Alíquota extra: a PEC 06/2019 prevê um dispositivo para permitir que governos estaduais criem uma alíquota extra de até 8%, inclusive para os policiais aposentados. Assim, os servidores públicos estaduais, ativos e inativos, poderão ter que contribuir com até 22% para a Previdência. Isso significará uma diminuição no salário líquido dos policiais da ativa e dos aposentados, representando um verdadeiro confisco de salários.

Pensionistas: pela proposta apresentada, as pensionistas sofrerão uma redução drástica do seu benefício. Com as novas regras, um policial que recebe um salário de R$ 10.000,00 e vier a falecer, deixará para seus familiares uma pensão de aproximadamente R$ 2.500,00.

Promoções: caso a reforma seja aprovada, os policiais passarão a ficar mais tempo na ativa, o que acarretará em uma considerável diminuição nas vagas disponíveis para as promoções na Carreira. A perspectiva, com a aprovação da reforma, é que voltemos aos tempos em que um policial demorava, às vezes, mais de dez anos na mesma classe.

Aposentadoria das mulheres policiais: com a reforma, as mulheres policiais perdem o direito de aposentadoria diferenciada em relação aos homens. Esse direito foi conquistado na Constituição de 1988 e, depois de muita luta, foi regulamentado e consolidado nos estados. Com a PEC 06/19, elas passarão a ter a mesma idade mínima dos homens. As policiais serão a única categoria profissional tratada de maneira desproporcional.
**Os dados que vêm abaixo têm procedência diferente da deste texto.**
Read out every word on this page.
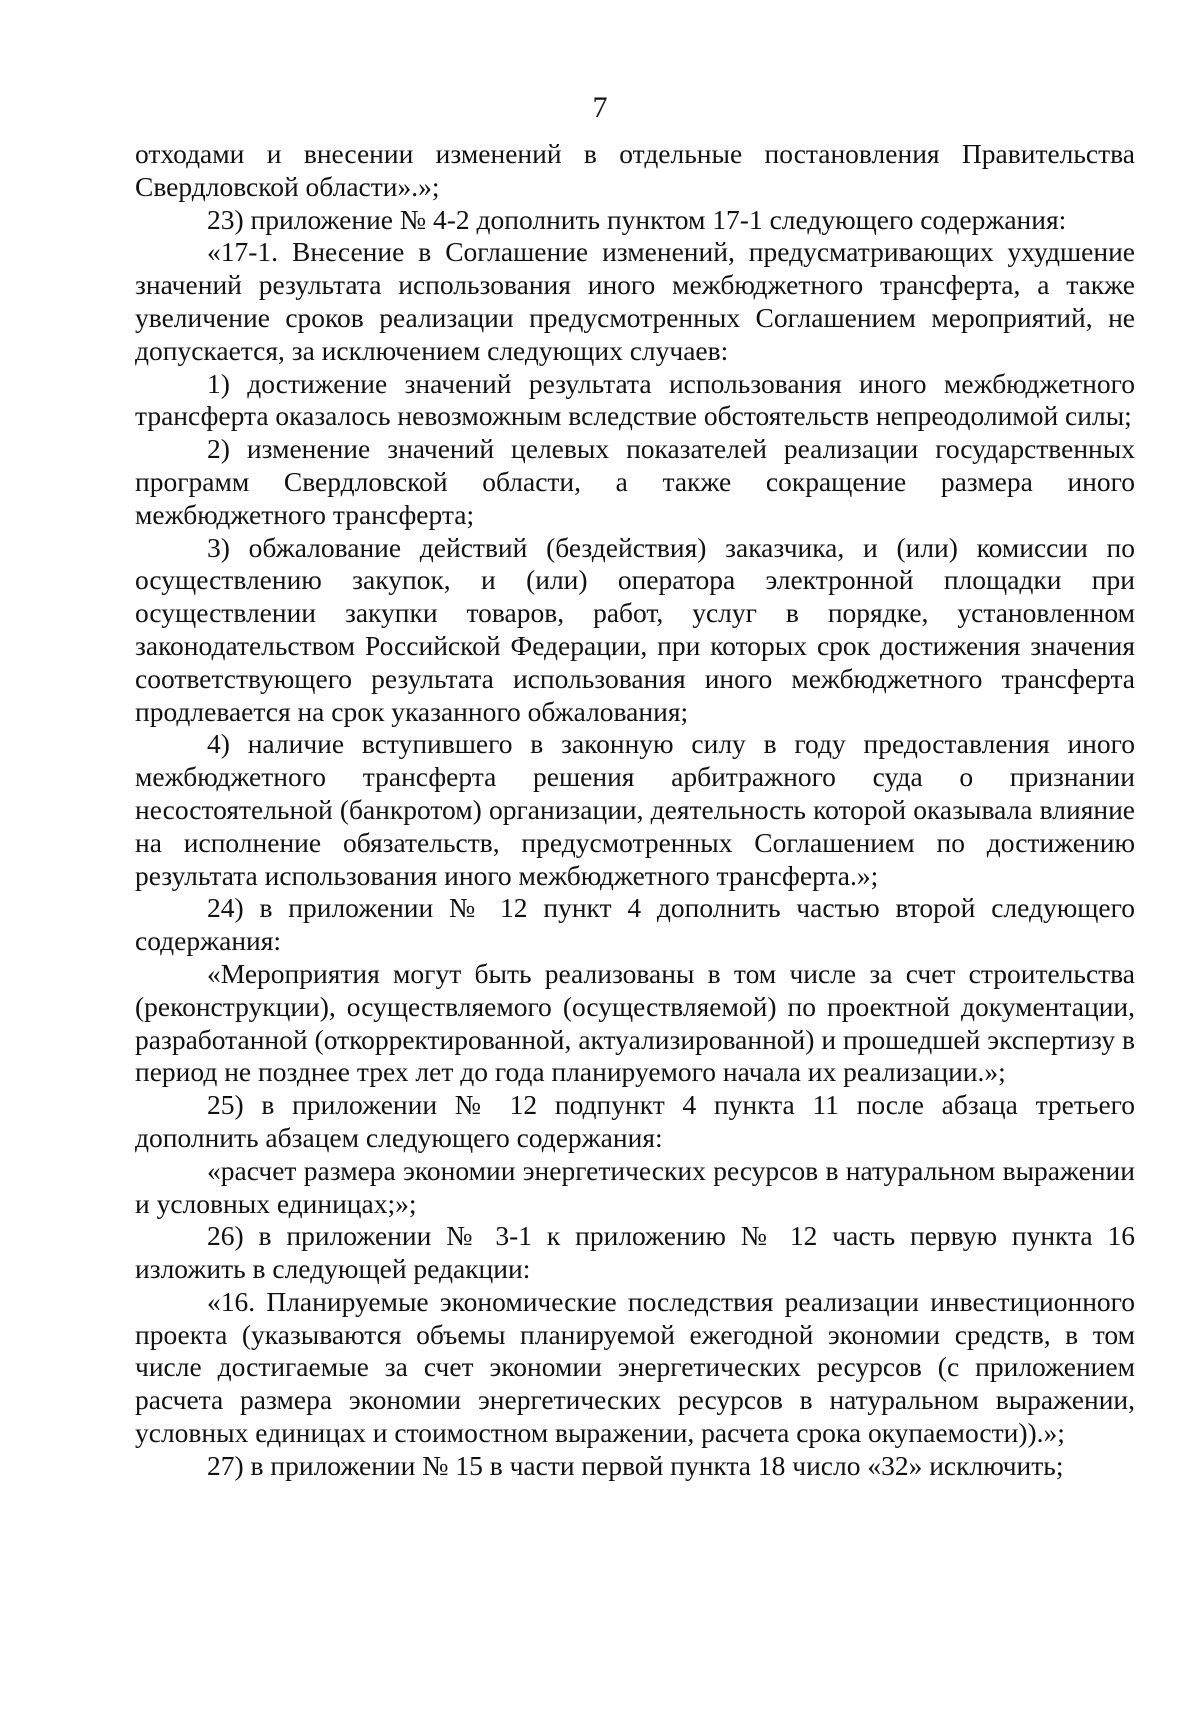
7

отходами и внесении изменений в отдельные постановления Правительства Свердловской области».»;

23) приложение № 4-2 дополнить пунктом 17-1 следующего содержания:

«17-1. Внесение в Соглашение изменений, предусматривающих ухудшение значений результата использования иного межбюджетного трансферта, а также увеличение сроков реализации предусмотренных Соглашением мероприятий, не допускается, за исключением следующих случаев:

1) достижение значений результата использования иного межбюджетного трансферта оказалось невозможным вследствие обстоятельств непреодолимой силы;

2) изменение значений целевых показателей реализации государственных программ Свердловской области, а также сокращение размера иного межбюджетного трансферта;

3) обжалование действий (бездействия) заказчика, и (или) комиссии по осуществлению закупок, и (или) оператора электронной площадки при осуществлении закупки товаров, работ, услуг в порядке, установленном законодательством Российской Федерации, при которых срок достижения значения соответствующего результата использования иного межбюджетного трансферта продлевается на срок указанного обжалования;

4) наличие вступившего в законную силу в году предоставления иного межбюджетного трансферта решения арбитражного суда о признании несостоятельной (банкротом) организации, деятельность которой оказывала влияние на исполнение обязательств, предусмотренных Соглашением по достижению результата использования иного межбюджетного трансферта.»;

24) в приложении № 12 пункт 4 дополнить частью второй следующего содержания:

«Мероприятия могут быть реализованы в том числе за счет строительства (реконструкции), осуществляемого (осуществляемой) по проектной документации, разработанной (откорректированной, актуализированной) и прошедшей экспертизу в период не позднее трех лет до года планируемого начала их реализации.»;

25) в приложении № 12 подпункт 4 пункта 11 после абзаца третьего дополнить абзацем следующего содержания:

«расчет размера экономии энергетических ресурсов в натуральном выражении и условных единицах;»;

26) в приложении № 3-1 к приложению № 12 часть первую пункта 16 изложить в следующей редакции:

«16. Планируемые экономические последствия реализации инвестиционного проекта (указываются объемы планируемой ежегодной экономии средств, в том числе достигаемые за счет экономии энергетических ресурсов (с приложением расчета размера экономии энергетических ресурсов в натуральном выражении, условных единицах и стоимостном выражении, расчета срока окупаемости)).»;

27) в приложении № 15 в части первой пункта 18 число «32» исключить;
Desconstitucionalização:  A PEC 06/19 desconstitucionaliza a previdência. Com isso, a alteração de regras previdenciárias passa a ser feita sem a necessidade de aprovação de Emendas Constitucionais. Bastará a votação de leis complementares e ordinárias, que são mais facilmente aprovadas atendendo interesses menores e circunstanciais do governo de plantão. Qualquer governo poderá apresentar proposta de lei complementar ou ordinária retirando direitos, como a Paridade e a Integralidade dos Policiais Civis, ou até mesmo aumentando a Idade Mínima para a aposentadoria.
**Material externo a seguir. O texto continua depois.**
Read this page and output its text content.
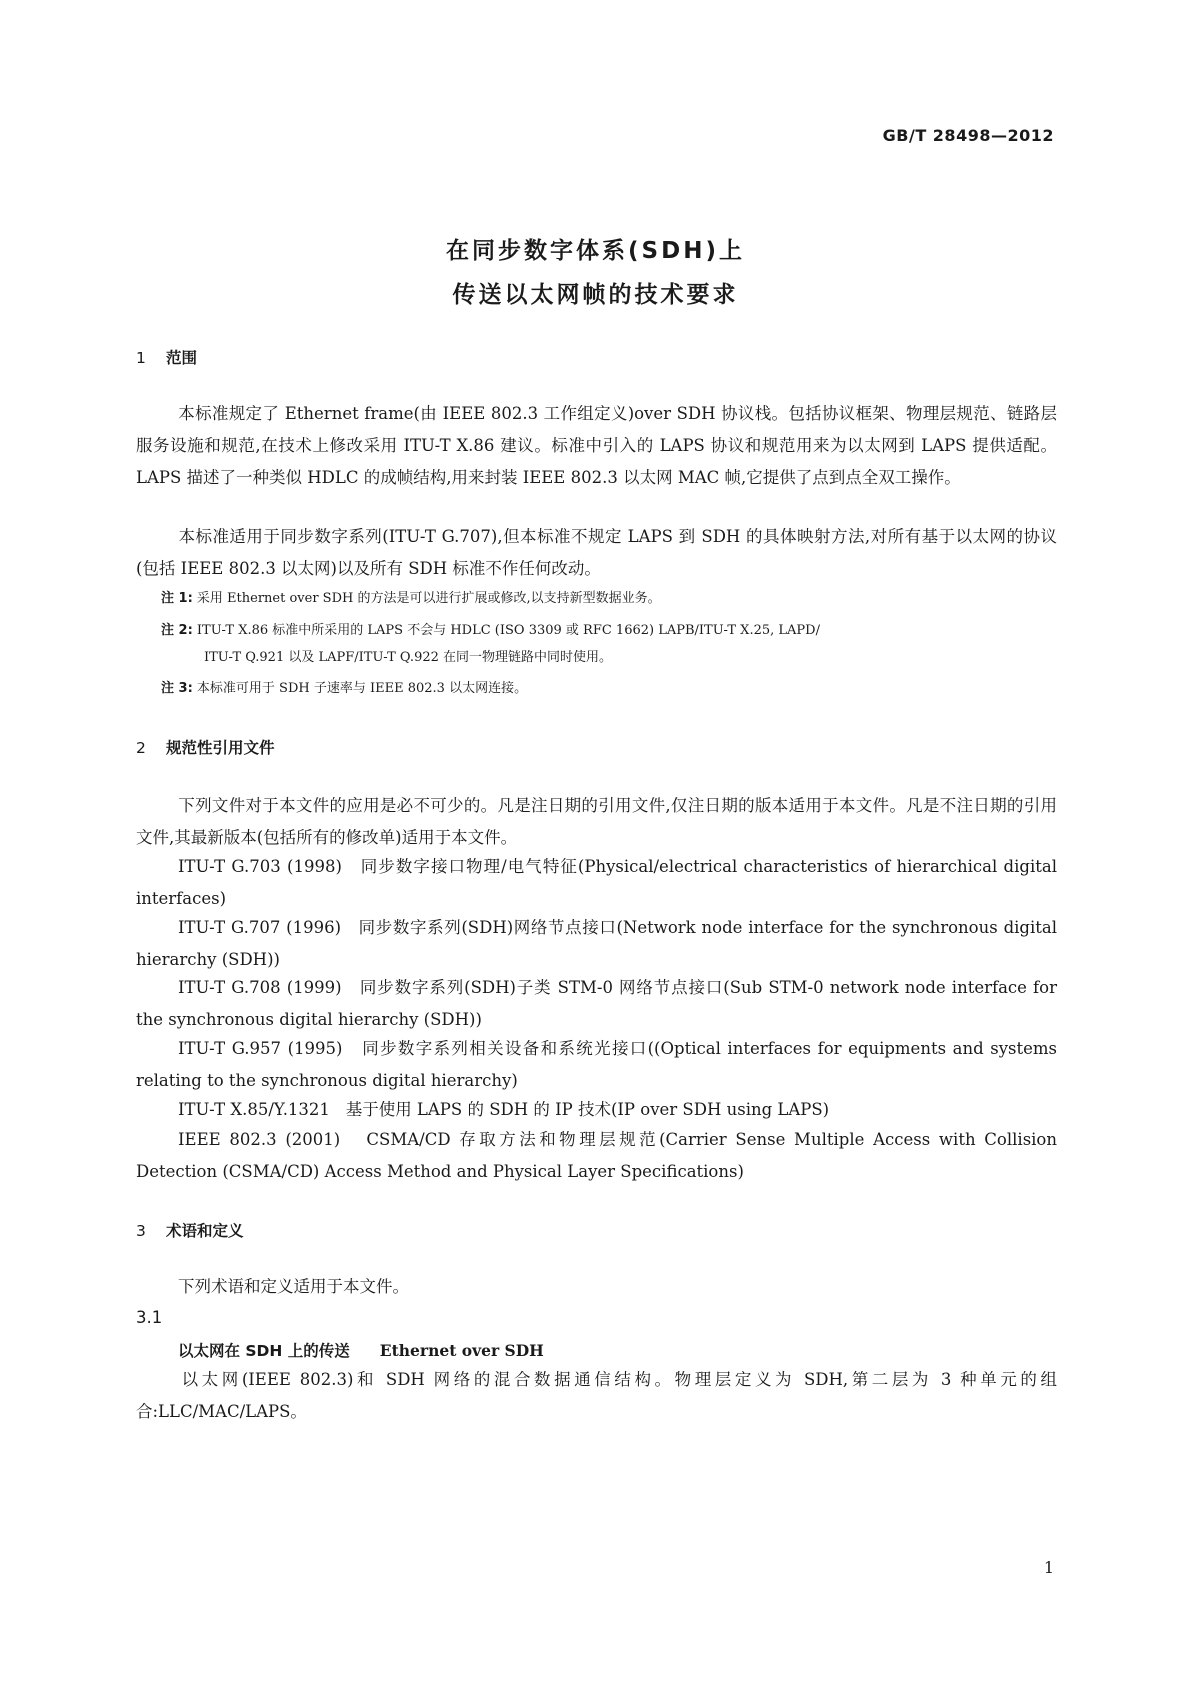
GB/T 28498—2012
在同步数字体系(SDH)上
传送以太网帧的技术要求
1 范围

本标准规定了 Ethernet frame(由 IEEE 802.3 工作组定义)over SDH 协议栈。包括协议框架、物理层规范、链路层服务设施和规范,在技术上修改采用 ITU-T X.86 建议。标准中引入的 LAPS 协议和规范用来为以太网到 LAPS 提供适配。LAPS 描述了一种类似 HDLC 的成帧结构,用来封装 IEEE 802.3 以太网 MAC 帧,它提供了点到点全双工操作。

本标准适用于同步数字系列(ITU-T G.707),但本标准不规定 LAPS 到 SDH 的具体映射方法,对所有基于以太网的协议(包括 IEEE 802.3 以太网)以及所有 SDH 标准不作任何改动。

注 1: 采用 Ethernet over SDH 的方法是可以进行扩展或修改,以支持新型数据业务。
注 2: ITU-T X.86 标准中所采用的 LAPS 不会与 HDLC (ISO 3309 或 RFC 1662) LAPB/ITU-T X.25, LAPD/
ITU-T Q.921 以及 LAPF/ITU-T Q.922 在同一物理链路中同时使用。
注 3: 本标准可用于 SDH 子速率与 IEEE 802.3 以太网连接。
2 规范性引用文件

下列文件对于本文件的应用是必不可少的。凡是注日期的引用文件,仅注日期的版本适用于本文件。凡是不注日期的引用文件,其最新版本(包括所有的修改单)适用于本文件。

ITU-T G.703 (1998) 同步数字接口物理/电气特征(Physical/electrical characteristics of hierarchical digital interfaces)

ITU-T G.707 (1996) 同步数字系列(SDH)网络节点接口(Network node interface for the synchronous digital hierarchy (SDH))

ITU-T G.708 (1999) 同步数字系列(SDH)子类 STM-0 网络节点接口(Sub STM-0 network node interface for the synchronous digital hierarchy (SDH))

ITU-T G.957 (1995) 同步数字系列相关设备和系统光接口((Optical interfaces for equipments and systems relating to the synchronous digital hierarchy)

ITU-T X.85/Y.1321 基于使用 LAPS 的 SDH 的 IP 技术(IP over SDH using LAPS)

IEEE 802.3 (2001) CSMA/CD 存取方法和物理层规范(Carrier Sense Multiple Access with Collision Detection (CSMA/CD) Access Method and Physical Layer Specifications)

3 术语和定义

下列术语和定义适用于本文件。

3.1
以太网在 SDH 上的传送 Ethernet over SDH

以太网(IEEE 802.3)和 SDH 网络的混合数据通信结构。物理层定义为 SDH,第二层为 3 种单元的组合:LLC/MAC/LAPS。

1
Regime de Capitalização: talvez o ponto mais cruel da proposta de reforma da Previdência, seja a adoção do sistema de capitalização, em substituição ao atual regime solidário. Com essa proposta, os próprios trabalhadores serão responsáveis por uma “poupança”, que custearia sua aposentadoria no futuro, sem a necessidade de contribuição do empregador para o Sistema de Previdência. Diferente do que acontece hoje, onde trabalhadores e empregadores contribuem com o sistema previdenciário, que é responsável por garantir o pagamento dos aposentados. No Chile, onde o sistema de capitalização foi implantado ainda durante a ditadura Pinochet, o resultado foi catastrófico. Segundo dados publicados pela BBC, em 2017 nove em cada dez beneficiários recebiam um valor inferior a 56% do salário mínimo. O país enfrenta, hoje, uma onda crescente de suicídios entre idosos. Entre 2010 e 2015, 936 adultos maiores de 70 anos tiraram sua própria vida. No caso dos maiores de 80 anos, em média, 17,7 a cada 100 mil habitantes recorreram ao suicídio. Com isso, o Chile ocupa atualmente a primeira posição entre número de suicídios na América Latina.

Diante desse verdadeiro desmonte da aposentadoria policial, a UGEIRM, em conjunto com a UPB (União dos Policiais Brasileiros), elaborou uma proposta de Emenda à PEC 06/2019, que tem como objetivo reverter os pontos que atingem diretamente os policiais e já está sendo chamada de Emenda da Segurança Pública. A Emenda foi apresentada pelo deputado Hugo Leal (PSD-RJ) e contou com a assinatura de 226 deputados federais. Durante a atividade do dia 21 de maio, em Brasília, foi realizada uma grande mobilização junto aos deputados, no sentido de que eles apoiem a Emenda da Segurança Pública.

Apesar da importância de garantirmos a aprovação da Emenda da Segurança Pública, alguns pontos, como a Desconstitucionalização e a implantação do Regime de Capitalização, que não estão contemplados pela Emenda, precisam ser derrotados de qualquer maneira. Pois a aprovação dessas propostas significará um grande ataque também aos policiais e poderá jogar por terra os próprios pontos garantidos com a Emenda da Segurança Pública.